¹ Mitchell, H. W. 1988. Cultivation and Harvesting of the Arabica Coffee Tree. Coffee: Agronomy. Ed. R.J. Clarke. New York: Elsevier Applied Science

²  Haarer, A. E. 1962. Modern Coffee Production. London: Leonard Hill


~ by E-83 on October 23, 2007.

4 Responses to “Coffee Pests: The Coffee Bean Borer”

  1. I’ve added a link to my post on common coffee pests ( with a link to this post. From what I understand, fighting broca with pesticides is very difficult — they spend too much of their lives inside the cherry and the entrance holes are so small that killing them is nearly futile. I believe some chemicals can be used for prevention, but that hygiene (as you note) is also very effective. I have read a number of ecological studies on birds in shaded farms preying on insect pests, and wrote about an interesting study that found ants were more prevalent and fed on more broca in shaded farms in Colombia than sun farms (

  2. […] just that one sack, but it isn’t really a good sign. I guess this brings us back to the whole Pests and Diseases topic. I’ve done a little looking around and found a few pay-per-view articles from […]
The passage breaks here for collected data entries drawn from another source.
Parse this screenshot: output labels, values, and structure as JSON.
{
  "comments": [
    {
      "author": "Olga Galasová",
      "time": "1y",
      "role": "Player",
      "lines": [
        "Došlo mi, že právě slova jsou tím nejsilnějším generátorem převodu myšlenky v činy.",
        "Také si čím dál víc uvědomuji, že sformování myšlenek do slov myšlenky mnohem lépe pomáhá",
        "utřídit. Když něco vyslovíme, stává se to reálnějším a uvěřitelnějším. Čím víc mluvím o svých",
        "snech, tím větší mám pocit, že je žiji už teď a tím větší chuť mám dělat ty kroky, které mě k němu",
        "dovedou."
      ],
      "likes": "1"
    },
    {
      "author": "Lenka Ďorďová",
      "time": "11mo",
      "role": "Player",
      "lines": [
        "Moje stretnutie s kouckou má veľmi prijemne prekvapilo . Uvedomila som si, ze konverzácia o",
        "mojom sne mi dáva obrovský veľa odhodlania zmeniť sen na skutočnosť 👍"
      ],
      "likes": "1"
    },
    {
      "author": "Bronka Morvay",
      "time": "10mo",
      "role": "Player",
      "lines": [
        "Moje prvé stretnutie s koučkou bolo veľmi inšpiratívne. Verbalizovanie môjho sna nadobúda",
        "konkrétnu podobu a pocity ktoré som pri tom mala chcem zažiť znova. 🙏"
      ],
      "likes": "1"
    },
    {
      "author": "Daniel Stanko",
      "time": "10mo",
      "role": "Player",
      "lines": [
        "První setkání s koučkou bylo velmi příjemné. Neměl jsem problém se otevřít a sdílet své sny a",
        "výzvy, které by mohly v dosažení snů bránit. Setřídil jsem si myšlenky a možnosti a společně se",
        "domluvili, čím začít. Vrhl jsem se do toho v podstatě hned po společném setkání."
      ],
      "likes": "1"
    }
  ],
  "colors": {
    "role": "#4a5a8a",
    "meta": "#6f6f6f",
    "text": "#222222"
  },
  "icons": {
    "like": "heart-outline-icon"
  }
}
  3. i want to know how to attack the coffee by pests and types of coffee pests

  4. I brewed/boiled some non organic coffee (to use for something other than drinking) and poured it into a bowl and covered it with plastic wrap. In the morning, there were tiny little squiggles on the inside of the plastic that looked very much like worm trails in the condensation. What could that be? And if there is some type of worm that came with the coffee grounds, wouldn’t it have died in the boiling process?